Turbulent April is over. There are speculations of what might come ahead for the rest of the year. Talks, pellets, meets, internet ban and militancy all make it to the front pages of leading local dailies. Buried inside the papers, there often appear desperate cries for attention.
Also Read: The Internet Ban In Kashmir Is A Clear Violation Of Human Rights And No One Seems To Care
A 3×2″ box in most dailies on April 29 carried news of a woman committing suicide in Anantnag district of Jammu & Kashmir. On April 15, another set herself ablaze in Kangan. Earlier this month, a young HDFC bank employee gave up her life to the harassment faced at the hands of her boss.
Coming month will mark the death anniversary of a young school teacher, Saiqa Wanchoo who was also allegedly poisoned by her in-laws last year and 17 year old Romana Javaid, crushed to death by two street harassers eight years ago. In April, another woman was close to becoming Wanchoo when her husband tried to set her on fire. She is now recovering from her injuries.
In all these cases, the murderer was known to the victim and visible and recognizable to the society. Yet the response largely is silence.
There can’t be a single reason for what’s killing Kashmiri women. There is a class of people who attribute everything to the ongoing conflict in the state and there is a group of people who attribute it to modernization. And then there are those who attempt to understand the problem and dismantle its binaries.
Conflict certainly affects every part of our daily lives with simple things becoming unnecessarily frustratingly complicated. Accessing internet for example. You always have to be ready with the backup connections and also do a comprehensive study on breaching security to use Google search engines.
How the conflict dictates torturing women to death is not discernible to me. However, how the conflict annihilates discussion and a call for action against this cruelty is understandable. Being politically relevant in a conflict zone adds value to ones life and death. A young Kashmiri actress meeting the Chief Minister Mehbooba Mufti becomes a larger issue than than all these women losing their lives.
The former was said to be a political statement hence gathered many responses while the latter, unfortunately apolitical, was met with silence. No social media storms, no hartals, no demonstrations, no state defense and no prime-time debates either. No TV anchors and no Kashmiri panelists arguing to address this issue. And no recognition of the problem altogether.
the conflict annihilates discussion and a call for action against violence against women.
Any incident, no matter how remotely political can also converge political rivals to a singular point. Both Yasin Malik, the Chairman of Jammu Kashmir Liberation Front (JKLF) and the Chief Minister Mehbooba Mufti went to meet the college girl injured in student protests recently. The girl could not recall whether the stone that hit her had come from a CRPF camp or been hit by the protesting male stone pelters, making it a win-win situation for both. Neither wanted to miss the opportunity to score brownie points before media when all the media attention remained fixated on that girl.
The bitter truth is that the discourse on issue of violence against women catches up depending upon its political relevance and the perpetrator.

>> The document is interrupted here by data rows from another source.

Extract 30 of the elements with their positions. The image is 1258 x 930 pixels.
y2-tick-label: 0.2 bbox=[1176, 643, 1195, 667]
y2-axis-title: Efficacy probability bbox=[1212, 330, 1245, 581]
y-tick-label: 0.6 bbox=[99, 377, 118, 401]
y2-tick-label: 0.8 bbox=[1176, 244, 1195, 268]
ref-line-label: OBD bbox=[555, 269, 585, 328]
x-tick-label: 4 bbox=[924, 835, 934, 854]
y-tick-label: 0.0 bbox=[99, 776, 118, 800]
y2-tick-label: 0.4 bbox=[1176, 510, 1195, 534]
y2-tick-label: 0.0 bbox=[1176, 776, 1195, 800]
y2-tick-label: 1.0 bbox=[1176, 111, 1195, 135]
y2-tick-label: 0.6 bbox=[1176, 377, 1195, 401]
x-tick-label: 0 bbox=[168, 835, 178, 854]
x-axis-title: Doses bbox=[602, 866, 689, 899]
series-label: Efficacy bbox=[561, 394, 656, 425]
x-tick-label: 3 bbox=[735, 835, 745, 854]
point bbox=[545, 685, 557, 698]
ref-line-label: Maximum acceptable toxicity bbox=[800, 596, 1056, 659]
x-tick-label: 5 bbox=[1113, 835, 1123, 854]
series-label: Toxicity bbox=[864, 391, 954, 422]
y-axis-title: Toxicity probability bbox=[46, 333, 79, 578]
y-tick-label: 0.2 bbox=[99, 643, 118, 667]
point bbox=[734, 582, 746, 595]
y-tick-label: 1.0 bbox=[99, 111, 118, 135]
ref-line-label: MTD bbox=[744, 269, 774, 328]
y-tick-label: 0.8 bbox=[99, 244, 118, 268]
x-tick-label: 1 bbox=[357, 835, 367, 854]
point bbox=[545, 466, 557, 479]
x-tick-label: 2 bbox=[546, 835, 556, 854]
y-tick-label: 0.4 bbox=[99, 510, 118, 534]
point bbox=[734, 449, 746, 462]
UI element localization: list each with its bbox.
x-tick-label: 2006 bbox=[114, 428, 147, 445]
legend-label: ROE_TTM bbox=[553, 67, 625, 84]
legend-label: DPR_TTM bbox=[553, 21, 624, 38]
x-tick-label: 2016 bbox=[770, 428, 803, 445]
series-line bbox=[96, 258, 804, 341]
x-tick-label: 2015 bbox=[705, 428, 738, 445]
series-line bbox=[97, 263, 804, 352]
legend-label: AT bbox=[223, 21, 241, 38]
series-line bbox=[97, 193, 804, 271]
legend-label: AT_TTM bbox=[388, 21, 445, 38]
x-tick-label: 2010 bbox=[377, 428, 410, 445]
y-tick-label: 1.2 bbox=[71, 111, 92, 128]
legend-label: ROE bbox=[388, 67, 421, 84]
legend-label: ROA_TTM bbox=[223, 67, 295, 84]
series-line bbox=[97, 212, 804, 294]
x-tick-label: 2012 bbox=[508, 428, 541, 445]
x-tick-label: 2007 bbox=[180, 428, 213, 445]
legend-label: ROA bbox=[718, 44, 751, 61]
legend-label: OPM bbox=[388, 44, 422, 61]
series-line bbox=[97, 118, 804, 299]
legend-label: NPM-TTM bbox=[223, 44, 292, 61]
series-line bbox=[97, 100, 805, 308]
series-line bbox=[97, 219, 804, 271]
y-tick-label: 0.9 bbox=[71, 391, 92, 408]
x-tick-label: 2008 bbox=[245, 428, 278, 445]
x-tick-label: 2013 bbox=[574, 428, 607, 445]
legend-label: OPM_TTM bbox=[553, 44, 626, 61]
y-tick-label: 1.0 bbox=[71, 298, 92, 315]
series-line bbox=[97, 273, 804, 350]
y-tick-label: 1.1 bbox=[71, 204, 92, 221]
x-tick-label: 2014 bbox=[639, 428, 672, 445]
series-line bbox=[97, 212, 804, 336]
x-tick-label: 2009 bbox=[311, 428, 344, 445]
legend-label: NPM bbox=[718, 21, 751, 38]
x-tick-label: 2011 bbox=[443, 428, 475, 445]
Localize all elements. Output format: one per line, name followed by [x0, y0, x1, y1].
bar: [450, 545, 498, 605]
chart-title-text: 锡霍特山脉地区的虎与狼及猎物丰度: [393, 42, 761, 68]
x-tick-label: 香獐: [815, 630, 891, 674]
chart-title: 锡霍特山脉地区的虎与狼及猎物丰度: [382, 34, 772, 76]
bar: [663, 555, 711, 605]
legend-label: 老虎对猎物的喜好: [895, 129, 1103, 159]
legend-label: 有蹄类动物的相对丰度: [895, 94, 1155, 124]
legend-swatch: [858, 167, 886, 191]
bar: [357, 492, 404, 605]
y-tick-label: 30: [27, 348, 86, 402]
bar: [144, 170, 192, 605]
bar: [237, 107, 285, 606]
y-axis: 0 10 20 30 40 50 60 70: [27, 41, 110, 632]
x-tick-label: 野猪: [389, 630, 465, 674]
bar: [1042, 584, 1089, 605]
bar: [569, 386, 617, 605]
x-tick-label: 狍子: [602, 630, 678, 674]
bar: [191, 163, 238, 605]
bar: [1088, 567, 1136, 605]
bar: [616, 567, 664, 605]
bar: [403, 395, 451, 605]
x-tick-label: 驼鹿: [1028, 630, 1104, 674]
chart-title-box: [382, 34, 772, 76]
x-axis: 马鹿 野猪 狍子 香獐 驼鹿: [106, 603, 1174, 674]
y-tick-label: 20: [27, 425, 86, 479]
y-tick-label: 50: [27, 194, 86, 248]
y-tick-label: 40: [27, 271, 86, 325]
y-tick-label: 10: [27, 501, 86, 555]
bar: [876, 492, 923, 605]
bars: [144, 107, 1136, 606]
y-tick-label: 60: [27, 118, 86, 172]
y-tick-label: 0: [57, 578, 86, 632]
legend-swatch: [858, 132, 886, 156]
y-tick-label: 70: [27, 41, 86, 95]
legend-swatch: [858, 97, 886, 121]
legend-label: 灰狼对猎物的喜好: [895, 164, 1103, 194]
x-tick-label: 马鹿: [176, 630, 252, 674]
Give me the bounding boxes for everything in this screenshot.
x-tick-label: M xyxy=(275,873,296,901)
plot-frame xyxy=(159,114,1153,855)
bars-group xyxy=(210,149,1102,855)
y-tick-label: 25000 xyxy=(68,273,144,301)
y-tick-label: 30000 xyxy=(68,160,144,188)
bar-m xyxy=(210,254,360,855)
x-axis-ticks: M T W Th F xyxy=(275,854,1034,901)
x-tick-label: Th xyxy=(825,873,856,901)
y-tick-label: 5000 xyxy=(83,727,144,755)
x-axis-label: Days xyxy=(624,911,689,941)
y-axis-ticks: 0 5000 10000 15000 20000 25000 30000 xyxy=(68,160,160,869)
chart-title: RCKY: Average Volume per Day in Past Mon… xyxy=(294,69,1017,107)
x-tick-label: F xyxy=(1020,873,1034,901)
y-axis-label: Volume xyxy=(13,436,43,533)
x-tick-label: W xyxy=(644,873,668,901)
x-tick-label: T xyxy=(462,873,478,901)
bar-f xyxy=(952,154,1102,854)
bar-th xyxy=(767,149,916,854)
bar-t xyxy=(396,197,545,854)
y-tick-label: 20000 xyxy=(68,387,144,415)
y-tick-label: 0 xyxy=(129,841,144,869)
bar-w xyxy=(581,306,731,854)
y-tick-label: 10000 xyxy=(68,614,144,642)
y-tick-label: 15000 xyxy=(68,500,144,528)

How many leaders are expected to visit the families of the women who committed suicide or were killed by in-laws?
The bitter truth is that the discourse on issue of violence against women catches up depending upon its political relevance and the perpetrator. What keeps the incidents of state violence against women alive in people’s memories is the follow up by the groups defending the cases, the NGOs, the media. The unnamed Anantnag and Kupwara women will forever remain unnamed.
The FIR has been logged says police. The investigations will follow. But will the media, people and other groups?
With no intention of belittling any struggles, I believe Saiqa, Romana and other unnamed women who lost their lives to those around them deserve similar commemorations as that of victims of state violence. There is a need for protesting these crimes irrespective of perpetrator or time and place and irrespective of the political allegiance of a person.
The stories never conclude with lives ending, neither they should. They ought to serve as markers for what we don’t want to see in our society. Just as we do not want any more Kunan Poshporas, we don’t want anymore women burnt by in-laws or women succumbing to the pressures and killing themselves.